Tommy K discovered his love for craft beer when his dad said he had to get a job or he’d get kicked out of the house. The only place that would hire him is the now defunct “Suds & Buds Beerworks” in Vista, where he worked as a keg washer / junior cellarman for 5 months before getting fired for blazing and ditching work to catch waves. We’re also legally obligated to tell you that he’s a registered sex offender. Drink local!

Aaron Scott

Head Brewer

A functioning alcoholic since freshman year of college, Aaron majored in Brewing & Viticulture at the South Harmon Institute of Technology. He was totally stoked to lend his expertise to Sleepaway’s state-of-the-art brewing system when he found out about it, because we’re so chill. He eats California burritos every day, and his favorite beer is bourbon. 



Long tortured by the tragic death of his twin brother Addison, Raddison earned his first million before the age of 21 with his multiple startup companies. Bored with the corporate life, he donated all of his assets to charity in order to save hungry children. After winning over a dozen gold medals at multiple different breweries, Raddison decided to retire. He currently enjoys brewing pro-bono here at Sleepaway Brew Co.


Tasting Room Manager

Born Elizabeth Walsh, “Kylie” has been on the run from federal police for 3 years. She enjoys bartending because of the cash tips. We’re not exactly sure what she’s in trouble with the cops for, but it’s probably murder.

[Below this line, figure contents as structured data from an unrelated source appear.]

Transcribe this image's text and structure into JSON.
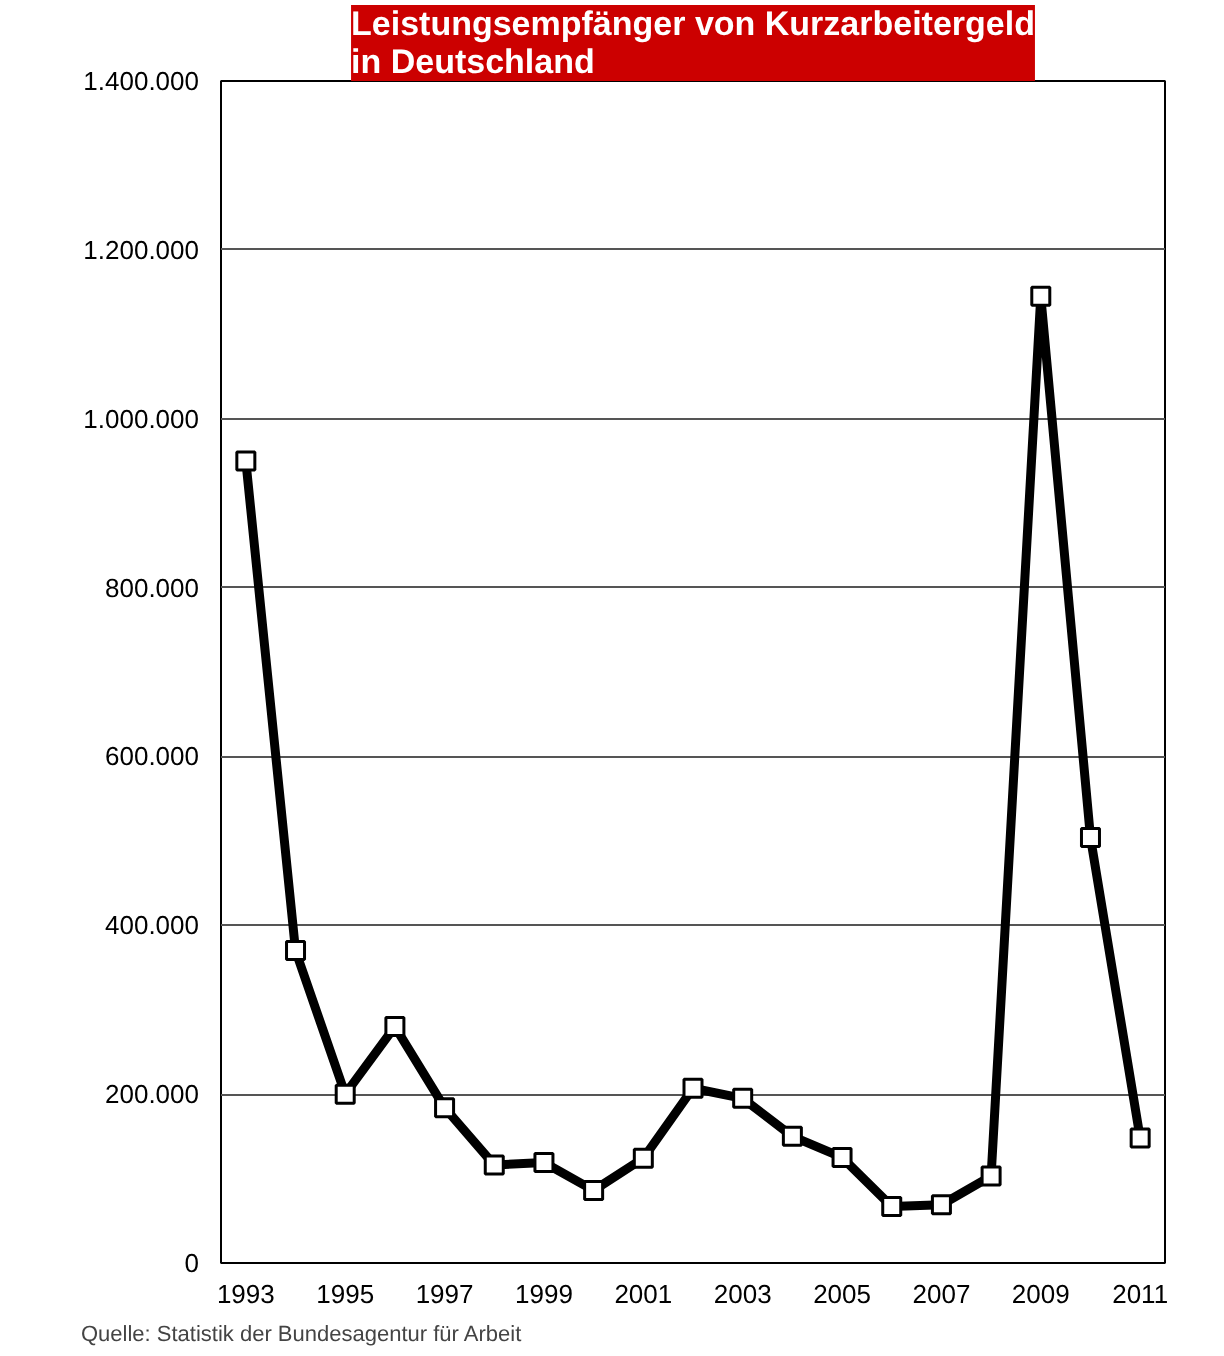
{
  "chart_data": {
    "type": "line",
    "title": "Leistungsempfänger von Kurzarbeitergeld\nin Deutschland",
    "x": [
      1993,
      1994,
      1995,
      1996,
      1997,
      1998,
      1999,
      2000,
      2001,
      2002,
      2003,
      2004,
      2005,
      2006,
      2007,
      2008,
      2009,
      2010,
      2011
    ],
    "series": [
      {
        "color": "#000000",
        "values": [
          950000,
          370000,
          200000,
          280000,
          184000,
          116000,
          119000,
          86000,
          124000,
          207000,
          195000,
          150000,
          125000,
          67000,
          69000,
          103000,
          1145000,
          504000,
          148000
        ]
      }
    ],
    "xlim": [
      1992.5,
      2011.5
    ],
    "xticks": [
      1993,
      1995,
      1997,
      1999,
      2001,
      2003,
      2005,
      2007,
      2009,
      2011
    ],
    "ylim": [
      0,
      1400000
    ],
    "yticks": [
      0,
      {
        "value": 200000,
        "label": "200.000"
      },
      {
        "value": 400000,
        "label": "400.000"
      },
      {
        "value": 600000,
        "label": "600.000"
      },
      {
        "value": 800000,
        "label": "800.000"
      },
      {
        "value": 1000000,
        "label": "1.000.000"
      },
      {
        "value": 1200000,
        "label": "1.200.000"
      },
      {
        "value": 1400000,
        "label": "1.400.000"
      }
    ],
    "grid": "y",
    "marker": "square",
    "line_style": "solid",
    "annotations": [
      "Quelle: Statistik der Bundesagentur für Arbeit"
    ]
  }
}
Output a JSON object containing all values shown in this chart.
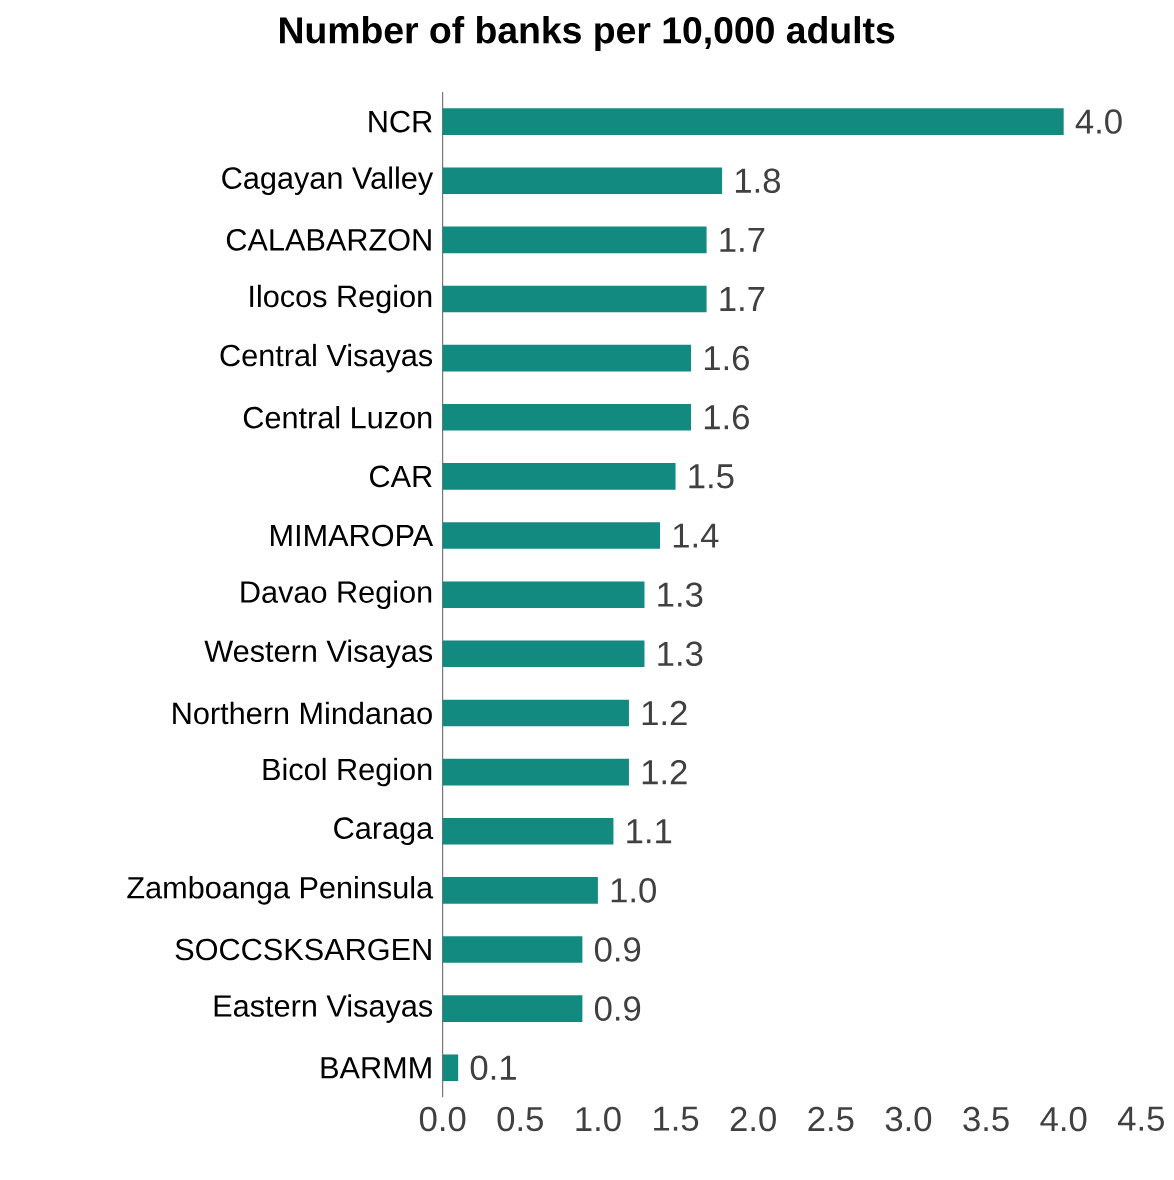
{
  "chart_data": {
    "type": "bar",
    "orientation": "horizontal",
    "title": "Number of banks per 10,000 adults",
    "categories": [
      "NCR",
      "Cagayan Valley",
      "CALABARZON",
      "Ilocos Region",
      "Central Visayas",
      "Central Luzon",
      "CAR",
      "MIMAROPA",
      "Davao Region",
      "Western Visayas",
      "Northern Mindanao",
      "Bicol Region",
      "Caraga",
      "Zamboanga Peninsula",
      "SOCCSKSARGEN",
      "Eastern Visayas",
      "BARMM"
    ],
    "values": [
      4.0,
      1.8,
      1.7,
      1.7,
      1.6,
      1.6,
      1.5,
      1.4,
      1.3,
      1.3,
      1.2,
      1.2,
      1.1,
      1.0,
      0.9,
      0.9,
      0.1
    ],
    "value_labels": [
      "4.0",
      "1.8",
      "1.7",
      "1.7",
      "1.6",
      "1.6",
      "1.5",
      "1.4",
      "1.3",
      "1.3",
      "1.2",
      "1.2",
      "1.1",
      "1.0",
      "0.9",
      "0.9",
      "0.1"
    ],
    "color": "#138a80",
    "xlim": [
      0,
      4.5
    ],
    "xticks": [
      {
        "value": 0,
        "label": "0.0"
      },
      {
        "value": 0.5,
        "label": "0.5"
      },
      {
        "value": 1,
        "label": "1.0"
      },
      {
        "value": 1.5,
        "label": "1.5"
      },
      {
        "value": 2,
        "label": "2.0"
      },
      {
        "value": 2.5,
        "label": "2.5"
      },
      {
        "value": 3,
        "label": "3.0"
      },
      {
        "value": 3.5,
        "label": "3.5"
      },
      {
        "value": 4,
        "label": "4.0"
      },
      {
        "value": 4.5,
        "label": "4.5"
      }
    ],
    "grid": false
  }
}
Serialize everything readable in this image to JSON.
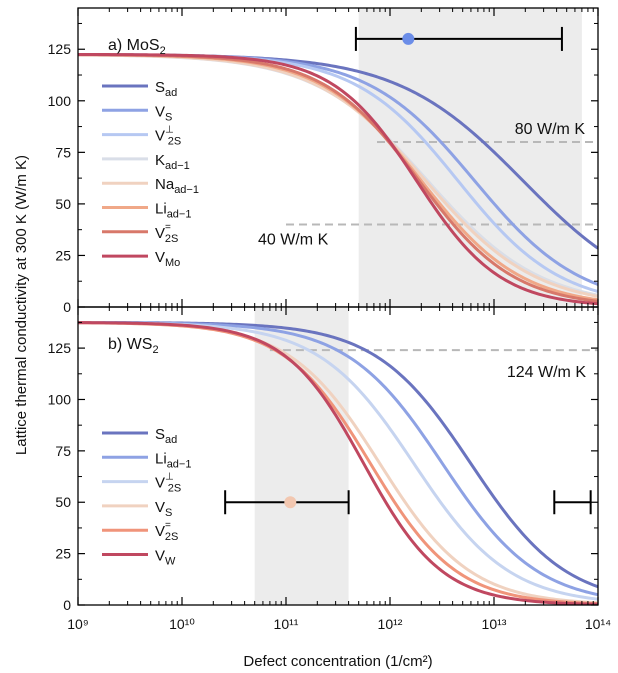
{
  "figure": {
    "ylabel": "Lattice thermal conductivity at 300 K (W/m K)",
    "xlabel": "Defect concentration (1/cm²)"
  },
  "chart_data": [
    {
      "type": "line",
      "panel": "top",
      "title_main": "a) MoS",
      "title_sub": "2",
      "xscale": "log",
      "xlim": [
        1000000000.0,
        100000000000000.0
      ],
      "ylim": [
        0,
        145
      ],
      "yticks": [
        0,
        25,
        50,
        75,
        100,
        125
      ],
      "x_tick_labels": [],
      "legend_position": "left",
      "grid": false,
      "shaded_band": [
        500000000000.0,
        8000000000000.0
      ],
      "shaded_band_2": [
        2500000000000.0,
        70000000000000.0
      ],
      "series": [
        {
          "main": "S",
          "sub": "ad",
          "sup": "",
          "color": "#6a74bf",
          "k0": 122.5,
          "x50": 19000000000000.0,
          "n": 0.72
        },
        {
          "main": "V",
          "sub": "S",
          "sup": "",
          "color": "#8ea2e4",
          "k0": 122.5,
          "x50": 6500000000000.0,
          "n": 0.85
        },
        {
          "main": "V",
          "sub": "2S",
          "sup": "⊥",
          "color": "#b6c8f2",
          "k0": 122.5,
          "x50": 4500000000000.0,
          "n": 0.88
        },
        {
          "main": "K",
          "sub": "ad−1",
          "sup": "",
          "color": "#d9dee8",
          "k0": 122.5,
          "x50": 2300000000000.0,
          "n": 0.8
        },
        {
          "main": "Na",
          "sub": "ad−1",
          "sup": "",
          "color": "#f0d2c0",
          "k0": 122.5,
          "x50": 2200000000000.0,
          "n": 0.82
        },
        {
          "main": "Li",
          "sub": "ad−1",
          "sup": "",
          "color": "#f0a888",
          "k0": 122.5,
          "x50": 2000000000000.0,
          "n": 0.9
        },
        {
          "main": "V",
          "sub": "2S",
          "sup": "=",
          "color": "#d8786a",
          "k0": 122.5,
          "x50": 1900000000000.0,
          "n": 0.95
        },
        {
          "main": "V",
          "sub": "Mo",
          "sup": "",
          "color": "#c04860",
          "k0": 122.5,
          "x50": 1800000000000.0,
          "n": 1.08
        }
      ],
      "reference_lines": [
        {
          "y": 80,
          "x_from": 750000000000.0,
          "label": "80 W/m K"
        },
        {
          "y": 40,
          "x_from": 100000000000.0,
          "label": "40 W/m K"
        }
      ],
      "experiment": {
        "x": 1500000000000.0,
        "y": 130,
        "xerr_low": 470000000000.0,
        "xerr_high": 45000000000000.0,
        "color": "#6b8de8"
      }
    },
    {
      "type": "line",
      "panel": "bottom",
      "title_main": "b) WS",
      "title_sub": "2",
      "xscale": "log",
      "xlim": [
        1000000000.0,
        100000000000000.0
      ],
      "ylim": [
        0,
        145
      ],
      "yticks": [
        0,
        25,
        50,
        75,
        100,
        125
      ],
      "x_tick_labels": [
        "10⁹",
        "10¹⁰",
        "10¹¹",
        "10¹²",
        "10¹³",
        "10¹⁴"
      ],
      "legend_position": "left",
      "grid": false,
      "shaded_band": [
        50000000000.0,
        400000000000.0
      ],
      "series": [
        {
          "main": "S",
          "sub": "ad",
          "sup": "",
          "color": "#6a74bf",
          "k0": 137.5,
          "x50": 6000000000000.0,
          "n": 0.95
        },
        {
          "main": "Li",
          "sub": "ad−1",
          "sup": "",
          "color": "#8ea2e4",
          "k0": 137.5,
          "x50": 3200000000000.0,
          "n": 0.95
        },
        {
          "main": "V",
          "sub": "2S",
          "sup": "⊥",
          "color": "#c6d4f0",
          "k0": 137.5,
          "x50": 1700000000000.0,
          "n": 0.95
        },
        {
          "main": "V",
          "sub": "S",
          "sup": "",
          "color": "#f0d2c0",
          "k0": 137.5,
          "x50": 800000000000.0,
          "n": 1.0
        },
        {
          "main": "V",
          "sub": "2S",
          "sup": "=",
          "color": "#f0947a",
          "k0": 137.5,
          "x50": 650000000000.0,
          "n": 1.05
        },
        {
          "main": "V",
          "sub": "W",
          "sup": "",
          "color": "#c04860",
          "k0": 137.5,
          "x50": 560000000000.0,
          "n": 1.15
        }
      ],
      "reference_lines": [
        {
          "y": 124,
          "x_from": 70000000000.0,
          "label": "124 W/m K"
        }
      ],
      "experiment": {
        "x": 110000000000.0,
        "y": 50,
        "xerr_low": 26000000000.0,
        "xerr_high": 400000000000.0,
        "color": "#f2c7b0"
      },
      "experiment_2": {
        "x": 100000000000000.0,
        "y": 50,
        "xerr_low": 38000000000000.0,
        "xerr_high": 85000000000000.0,
        "color": "#000000"
      }
    }
  ]
}
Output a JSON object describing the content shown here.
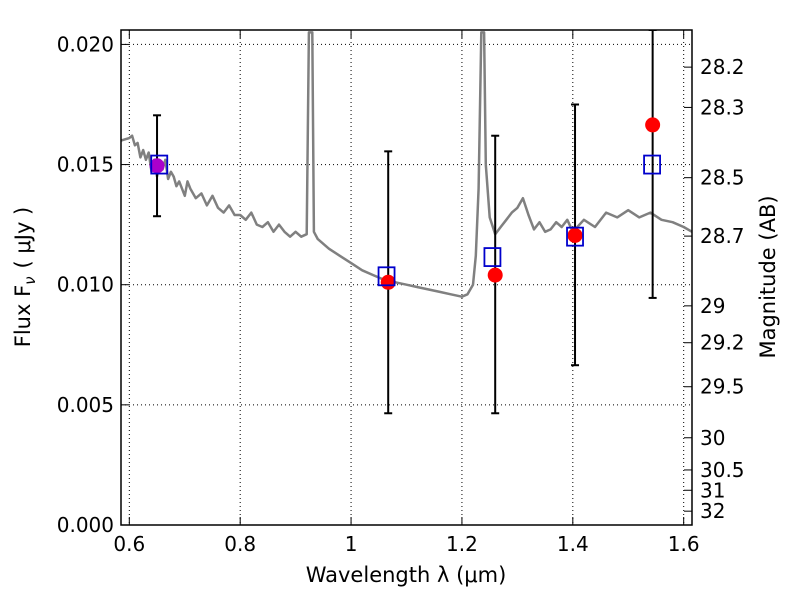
{
  "chart_data": {
    "type": "scatter",
    "xlabel": "Wavelength  λ (μm)",
    "ylabel": "Flux  F",
    "ylabel_sub": "ν",
    "ylabel_unit": "( μJy )",
    "ylabel_right": "Magnitude (AB)",
    "xlim": [
      0.585,
      1.615
    ],
    "ylim": [
      0.0,
      0.0206
    ],
    "grid": true,
    "x_ticks": [
      0.6,
      0.8,
      1.0,
      1.2,
      1.4,
      1.6
    ],
    "x_tick_labels": [
      "0.6",
      "0.8",
      "1",
      "1.2",
      "1.4",
      "1.6"
    ],
    "y_ticks": [
      0.0,
      0.005,
      0.01,
      0.015,
      0.02
    ],
    "y_tick_labels": [
      "0.000",
      "0.005",
      "0.010",
      "0.015",
      "0.020"
    ],
    "right_ticks": [
      {
        "label": "28.2",
        "mag": 28.2
      },
      {
        "label": "28.3",
        "mag": 28.3
      },
      {
        "label": "28.5",
        "mag": 28.5
      },
      {
        "label": "28.7",
        "mag": 28.7
      },
      {
        "label": "29",
        "mag": 29.0
      },
      {
        "label": "29.2",
        "mag": 29.2
      },
      {
        "label": "29.5",
        "mag": 29.5
      },
      {
        "label": "30",
        "mag": 30.0
      },
      {
        "label": "30.5",
        "mag": 30.5
      },
      {
        "label": "31",
        "mag": 31.0
      },
      {
        "label": "32",
        "mag": 32.0
      }
    ],
    "colors": {
      "observed": "#ff0000",
      "observed_first": "#aa00cc",
      "model_box": "#0000cc",
      "sed": "#808080",
      "errorbar": "#000000",
      "grid": "#000000"
    },
    "series": [
      {
        "kind": "observed",
        "x": [
          0.65,
          1.067,
          1.26,
          1.404,
          1.544
        ],
        "y": [
          0.01495,
          0.0101,
          0.0104,
          0.01205,
          0.01665
        ],
        "yerr_low": [
          0.01285,
          0.00465,
          0.00465,
          0.00665,
          0.00945
        ],
        "yerr_high": [
          0.01705,
          0.01555,
          0.0162,
          0.0175,
          0.0206
        ]
      },
      {
        "kind": "model",
        "x": [
          0.654,
          1.064,
          1.255,
          1.404,
          1.543
        ],
        "y": [
          0.015,
          0.01035,
          0.01115,
          0.012,
          0.015
        ]
      },
      {
        "kind": "sed",
        "x": [
          0.585,
          0.6,
          0.605,
          0.61,
          0.615,
          0.62,
          0.625,
          0.63,
          0.635,
          0.64,
          0.645,
          0.65,
          0.655,
          0.66,
          0.665,
          0.67,
          0.675,
          0.68,
          0.685,
          0.69,
          0.7,
          0.705,
          0.71,
          0.72,
          0.73,
          0.74,
          0.75,
          0.76,
          0.77,
          0.78,
          0.79,
          0.8,
          0.81,
          0.82,
          0.83,
          0.84,
          0.85,
          0.86,
          0.87,
          0.88,
          0.89,
          0.9,
          0.91,
          0.92,
          0.924,
          0.927,
          0.93,
          0.933,
          0.94,
          0.96,
          0.98,
          1.0,
          1.02,
          1.04,
          1.06,
          1.08,
          1.1,
          1.12,
          1.14,
          1.16,
          1.18,
          1.2,
          1.21,
          1.22,
          1.225,
          1.23,
          1.235,
          1.238,
          1.24,
          1.243,
          1.25,
          1.26,
          1.27,
          1.28,
          1.29,
          1.3,
          1.31,
          1.32,
          1.33,
          1.34,
          1.35,
          1.36,
          1.37,
          1.38,
          1.39,
          1.4,
          1.42,
          1.44,
          1.46,
          1.48,
          1.5,
          1.52,
          1.54,
          1.56,
          1.58,
          1.6,
          1.615
        ],
        "y": [
          0.016,
          0.0161,
          0.0162,
          0.0158,
          0.0159,
          0.0153,
          0.0156,
          0.0152,
          0.0155,
          0.0147,
          0.0152,
          0.0145,
          0.015,
          0.0148,
          0.0152,
          0.0144,
          0.0147,
          0.0145,
          0.0141,
          0.0143,
          0.0137,
          0.0143,
          0.014,
          0.0136,
          0.0138,
          0.0133,
          0.0137,
          0.0132,
          0.013,
          0.0133,
          0.0129,
          0.0129,
          0.0127,
          0.013,
          0.0125,
          0.0124,
          0.0126,
          0.0122,
          0.0125,
          0.0122,
          0.012,
          0.0122,
          0.012,
          0.0121,
          0.0205,
          0.0205,
          0.0205,
          0.0122,
          0.0119,
          0.0115,
          0.0112,
          0.0109,
          0.0106,
          0.0104,
          0.0102,
          0.0101,
          0.01,
          0.0099,
          0.0098,
          0.0097,
          0.0096,
          0.0095,
          0.0096,
          0.01,
          0.0112,
          0.014,
          0.0205,
          0.0205,
          0.0205,
          0.015,
          0.0128,
          0.0121,
          0.0124,
          0.0127,
          0.013,
          0.0132,
          0.0136,
          0.0129,
          0.0123,
          0.0126,
          0.0122,
          0.0123,
          0.0126,
          0.0124,
          0.0127,
          0.0122,
          0.0127,
          0.0124,
          0.013,
          0.0128,
          0.0131,
          0.0128,
          0.013,
          0.0127,
          0.0126,
          0.0124,
          0.0122
        ]
      }
    ]
  }
}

Accountant/Business Major/Nerd

At Sleepaway Brew Co, we like things to be chill. But someone has to figure out all the paperwork and numbers and stuff. That’s where this guy comes in! Alexander graduated summa cum laude with an MBA from some expensive college. He takes care of all the boring stuff, like “liquor licenses”. But he doesn’t even drink, what a nerd!

David Ray


Since our brewery is located so close to many halfway houses and the county jail, we get a lot of undesirables in our tasting room. That’s where David comes in! Dishonorably discharged from the USMC for mental health reasons, David owns at least 5 unregistered guns.